The second group includes those who think the deal amounts to capitulation — they had pledged to get $61 billion from the discretionary budget and not a penny less. They got a third of that. Their motto will be borrowed from the movie Galaxy Quest, “Never give up, never surrender.”

Both groups think they have much more leverage going forward. A government shutdown brings inconvenience and dislocation for a finite period. A breach of the debt limit is much more profound and much more long-lasting. The more outside “opinion leaders” warn of dire consequences, the more some of the populist tea partyers and the ideologically driven Republican Study Committee leaders will scoff at the Washington insiders and establishment nabobs preaching doom and gloom. Some of the hardliners may accept the warning but will basically believe that if you are going to achieve the revolution that is at hand, as represented in the Paul Ryan budget, you have to break some crockery and spill some blood.

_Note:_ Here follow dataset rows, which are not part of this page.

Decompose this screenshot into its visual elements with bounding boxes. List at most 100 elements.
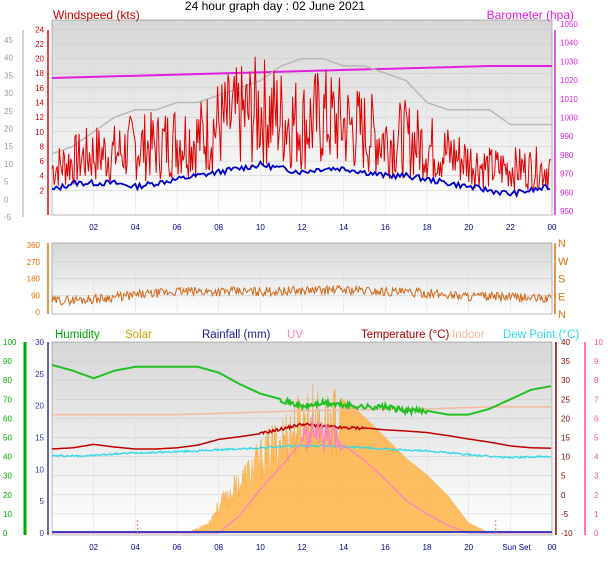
x-tick-label: 08 (214, 543, 223, 552)
chart-title: 24 hour graph day : 02 June 2021 (185, 0, 365, 13)
temp-tick-label: -5 (561, 510, 569, 519)
outer-tick-label: -5 (4, 213, 12, 222)
x-tick-label: 10 (256, 543, 265, 552)
humidity-tick-label: 50 (3, 434, 12, 443)
uv-tick-label: 10 (594, 338, 603, 347)
x-tick-label: 06 (173, 543, 182, 552)
humidity-tick-label: 20 (3, 491, 12, 500)
dewpoint-line (51, 444, 552, 460)
baro-tick-label: 1020 (560, 76, 578, 85)
humidity-line (51, 363, 552, 418)
temperature-line (51, 422, 551, 450)
legend-humidity: Humidity (55, 329, 100, 341)
humidity-tick-label: 40 (3, 453, 12, 462)
x-tick-label: 14 (339, 223, 348, 232)
baro-tick-label: 1000 (560, 114, 578, 123)
uv-tick-label: 0 (594, 529, 599, 538)
wind-tick-label: 6 (40, 157, 45, 166)
direction-line (51, 284, 552, 307)
baro-tick-label: 1040 (560, 39, 578, 48)
humidity-tick-label: 10 (3, 510, 12, 519)
direction-tick-label: 360 (27, 241, 41, 250)
wind-tick-label: 24 (35, 25, 44, 34)
outer-tick-label: 40 (4, 54, 13, 63)
temp-tick-label: 20 (561, 414, 570, 423)
humidity-tick-label: 100 (3, 338, 17, 347)
compass-label: E (558, 291, 565, 303)
wind-tick-label: 18 (35, 69, 44, 78)
compass-label: N (558, 238, 566, 250)
x-tick-label: 00 (548, 223, 557, 232)
direction-tick-label: 90 (31, 291, 40, 300)
legend-temperature: Temperature (°C) (361, 329, 449, 341)
x-tick-label: 16 (381, 223, 390, 232)
legend-rainfall: Rainfall (mm) (202, 329, 271, 341)
x-tick-label: 02 (89, 223, 98, 232)
outer-tick-label: 10 (4, 160, 13, 169)
temp-tick-label: 35 (561, 357, 570, 366)
wind-tick-label: 8 (40, 142, 45, 151)
legend-solar: Solar (125, 329, 152, 341)
rain-tick-label: 20 (35, 402, 44, 411)
uv-tick-label: 6 (594, 414, 599, 423)
windspeed-line (51, 56, 552, 191)
uv-tick-label: 3 (594, 472, 599, 481)
uv-tick-label: 5 (594, 434, 599, 443)
compass-label: N (558, 309, 566, 321)
x-tick-label: 20 (464, 223, 473, 232)
wind-tick-label: 4 (40, 172, 45, 181)
baro-tick-label: 1050 (560, 20, 578, 29)
x-tick-label: 14 (339, 543, 348, 552)
baro-tick-label: 960 (560, 188, 574, 197)
legend-indoor: Indoor (452, 329, 485, 341)
baro-tick-label: 950 (560, 207, 574, 216)
rain-tick-label: 0 (40, 529, 45, 538)
x-tick-label: 18 (423, 543, 432, 552)
x-tick-label: 12 (298, 223, 307, 232)
x-tick-label: 02 (89, 543, 98, 552)
uv-tick-label: 4 (594, 453, 599, 462)
x-tick-label: 18 (423, 223, 432, 232)
baro-tick-label: 990 (560, 132, 574, 141)
outer-tick-label: 30 (4, 89, 13, 98)
wind-tick-label: 2 (40, 186, 45, 195)
uv-tick-label: 7 (594, 395, 599, 404)
x-tick-label: 12 (298, 543, 307, 552)
wind-tick-label: 12 (35, 113, 44, 122)
x-tick-label: 04 (131, 543, 140, 552)
wind-average-line (51, 160, 551, 199)
outer-tick-label: 35 (4, 71, 13, 80)
temp-tick-label: 10 (561, 453, 570, 462)
uv-tick-label: 8 (594, 376, 599, 385)
uv-tick-label: 1 (594, 510, 599, 519)
wind-tick-label: 14 (35, 99, 44, 108)
x-tick-label: Sun Set (502, 543, 531, 552)
barometer-line (51, 65, 552, 79)
rain-tick-label: 10 (35, 465, 44, 474)
compass-label: W (558, 256, 569, 268)
baro-axis-title: Barometer (hpa) (487, 8, 574, 22)
humidity-tick-label: 0 (3, 529, 8, 538)
uv-tick-label: 9 (594, 357, 599, 366)
legend-dewpoint: Dew Point (°C) (503, 329, 579, 341)
direction-tick-label: 0 (36, 308, 41, 317)
outer-tick-label: 15 (4, 142, 13, 151)
x-tick-label: 22 (506, 223, 515, 232)
x-tick-label: 08 (214, 223, 223, 232)
outer-tick-label: 0 (4, 195, 9, 204)
wind-tick-label: 22 (35, 40, 44, 49)
wind-tick-label: 10 (35, 128, 44, 137)
legend-uv: UV (287, 329, 303, 341)
rain-tick-label: 25 (35, 370, 44, 379)
humidity-tick-label: 80 (3, 376, 12, 385)
baro-tick-label: 1010 (560, 95, 578, 104)
x-tick-label: 04 (131, 223, 140, 232)
temp-tick-label: 15 (561, 434, 570, 443)
outer-tick-label: 25 (4, 107, 13, 116)
compass-label: S (558, 274, 565, 286)
direction-tick-label: 270 (27, 258, 41, 267)
x-tick-label: 00 (548, 543, 557, 552)
direction-tick-label: 180 (27, 275, 41, 284)
baro-tick-label: 1030 (560, 57, 578, 66)
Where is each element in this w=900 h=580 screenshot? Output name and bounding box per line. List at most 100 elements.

This time, they are not demanding another $61 billion or $100 billion in the next year’s budget (although brace yourself for a series of guerrilla battles ahead on the next wave of appropriations bills, with more threats of shutdowns this fall), but are aiming much higher. We have Sen. Marco Rubio (R-Fla.) on record in the Wall Street Journal setting a very high bar — passage of the constitutional amendment to balance the budget, deep spending cuts, and more  — before agreeing to raise the debt ceiling. Presidential candidates like Tim Pawlenty have basically reacted to the idea of breaching the debt limit by saying, “Bring it on.” Now that we have the Ryan budget, many of Boehner’s rank-and-filers will be demanding adoption of some combination of the Medicare and Medicaid changes and the remarkably deep cuts in discretionary spending.

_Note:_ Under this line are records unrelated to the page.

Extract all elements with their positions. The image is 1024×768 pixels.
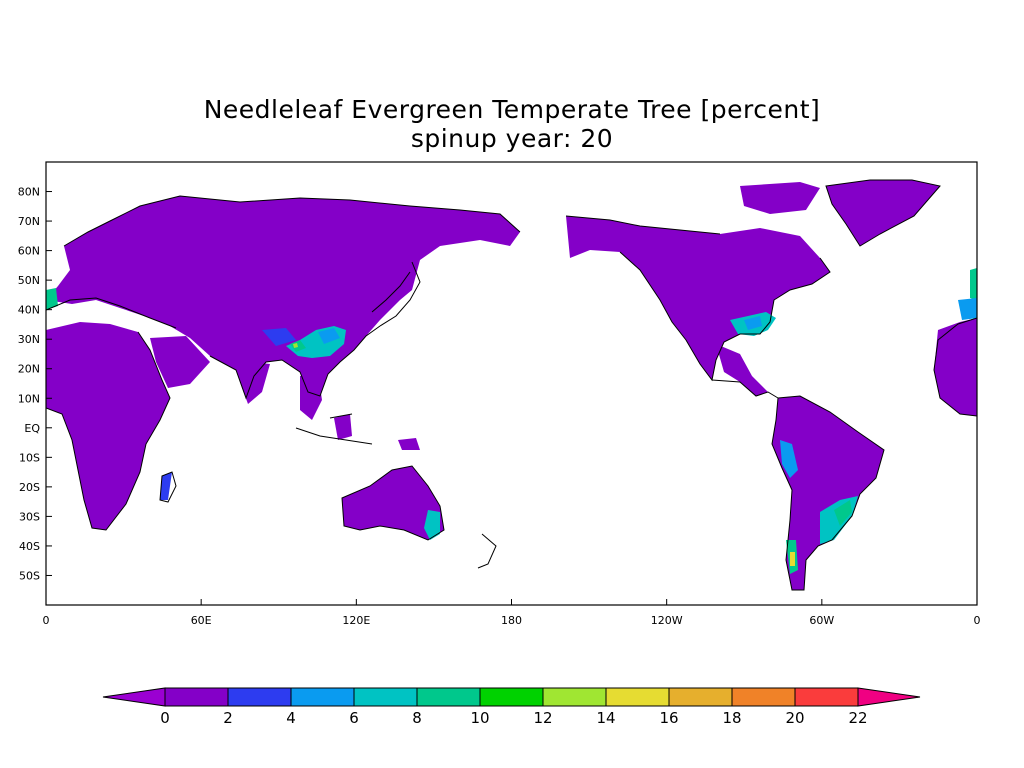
brazil-south-patch-green [834,500,852,526]
lat-tick-label: 80N [18,186,40,199]
colorbar-tick-label: 20 [785,709,804,727]
colorbar-tick-label: 4 [286,709,296,727]
lat-tick-label: 10S [19,451,40,464]
us-east-patch-blue [744,316,762,330]
tibet-patch [262,328,296,346]
africa-fill [46,322,170,530]
lat-tick-label: 60N [18,245,40,258]
africa-west-edge-fill [934,318,977,416]
scandinavia-fill [88,222,128,268]
china-patch-blue [318,328,340,344]
lat-tick-label: EQ [24,422,40,435]
high-value-patches [46,268,977,574]
lat-tick-label: 40S [19,540,40,553]
colorbar-tick-label: 0 [160,709,170,727]
coast-south-america [771,395,885,591]
coast-central-america [711,379,779,399]
australia-east-patch [424,510,440,540]
china-patch-yellow [293,343,298,348]
colorbar-swatch [668,687,733,707]
canada-arctic-fill [740,182,820,214]
coast-greenland [825,179,941,247]
coastlines [46,179,977,591]
coast-africa [46,331,171,531]
vegetation-fill-layer [46,180,977,590]
lon-tick-label: 180 [501,614,522,627]
colorbar-swatch [416,687,481,707]
lat-tick-label: 50S [19,569,40,582]
colorbar-tick-label: 18 [722,709,741,727]
chile-patch-yellow [790,552,795,566]
lon-tick-label: 120W [651,614,683,627]
australia-fill [342,466,444,540]
coast-indonesia [295,413,373,445]
newguinea-fill [398,438,420,450]
longitude-axis: 0 60E 120E 180 120W 60W 0 [43,599,981,627]
colorbar-swatch [227,687,292,707]
greenland-fill [826,180,940,246]
coast-japan [371,271,411,313]
lat-tick-label: 50N [18,274,40,287]
colorbar-swatch [290,687,355,707]
colorbar-tick-label: 22 [848,709,867,727]
colorbar-under-arrow [102,687,166,707]
map-title: Needleleaf Evergreen Temperate Tree [per… [203,95,821,124]
coast-newzealand [477,533,497,569]
lat-tick-label: 40N [18,304,40,317]
colorbar-tick-label: 10 [470,709,489,727]
colorbar: 0 2 4 6 8 10 12 14 16 18 20 22 [102,687,921,727]
lon-tick-label: 60W [809,614,834,627]
coast-mediterranean [46,297,177,329]
south-america-fill [772,396,884,590]
map-subtitle: spinup year: 20 [410,124,614,153]
lon-tick-label: 60E [191,614,212,627]
lon-tick-label: 0 [43,614,50,627]
coast-africa-west [933,317,977,417]
colorbar-tick-label: 16 [659,709,678,727]
eurasia-fill [46,196,520,398]
lon-tick-label: 120E [342,614,370,627]
colorbar-swatch [731,687,796,707]
colorbar-tick-label: 14 [596,709,615,727]
colorbar-swatch [794,687,859,707]
lat-tick-label: 20S [19,481,40,494]
europe-east-edge-patch-blue [958,298,977,320]
europe-east-edge-patch [970,268,977,300]
colorbar-swatch [164,687,229,707]
arabia-fill [150,336,210,388]
lat-tick-label: 30N [18,333,40,346]
lon-tick-label: 0 [974,614,981,627]
coast-madagascar [159,471,177,503]
colorbar-tick-label: 2 [223,709,233,727]
madagascar-fill [160,472,172,500]
colorbar-swatch [353,687,418,707]
coast-australia [341,465,445,541]
borneo-fill [334,414,352,440]
colorbar-over-arrow [857,687,921,707]
lat-tick-label: 20N [18,363,40,376]
colorbar-swatch [479,687,544,707]
lat-tick-label: 10N [18,392,40,405]
coast-eurasia [63,195,521,400]
europe-west-patch [46,288,58,310]
colorbar-tick-label: 8 [412,709,422,727]
colorbar-swatch [605,687,670,707]
colorbar-tick-label: 6 [349,709,359,727]
north-america-fill [566,216,830,380]
lat-tick-label: 30S [19,510,40,523]
colorbar-tick-label: 12 [533,709,552,727]
china-patch-green [290,340,306,352]
latitude-axis: 80N 70N 60N 50N 40N 30N 20N 10N EQ 10S 20S 30S 40S 50… [18,186,52,582]
andes-patch [780,440,798,478]
mexico-fill [716,344,768,396]
coast-north-america [565,215,831,382]
colorbar-swatch [542,687,607,707]
lat-tick-label: 70N [18,215,40,228]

America has never in its history defaulted on its debt. Even if, as Pawlenty has said, revenue will keep coming in and creditors in China and elsewhere will be paid (it is just government that will stop), the external reaction is likely to be severe and swift. Creditors will have immediate doubts about America’s credibility and future, and at minimum demand a new and hefty risk premium to buy and hold American dollars and T-bills. Higher interest rates will threaten economic prosperity and add substantially to government borrowing costs, meaning even more of a deficit/debt problem! At the same time, markets lulled into a false sense of security by the eleventh hour deal on the CR will expect the same on the debt ceiling.  If it doesn’t happen, the reaction in the markets will be dramatic.

Boehner knows this, which is why right after the elections he warned his Members about the need to avoid confrontation on the debt limit. But this time, he might find the only available alternative to breaching the debt ceiling is to accept a formula that attracts less than half his caucus. Is he strong enough to pull this one off?

Obama knows this, but also knows that he would be gravely damaged if he caved and embraced the Ryan plan or anything remotely close to it, much less a catastrophic balanced budget amendment.  The easy part is over.

Norman Ornstein is a resident scholar at the American Enterprise Institute.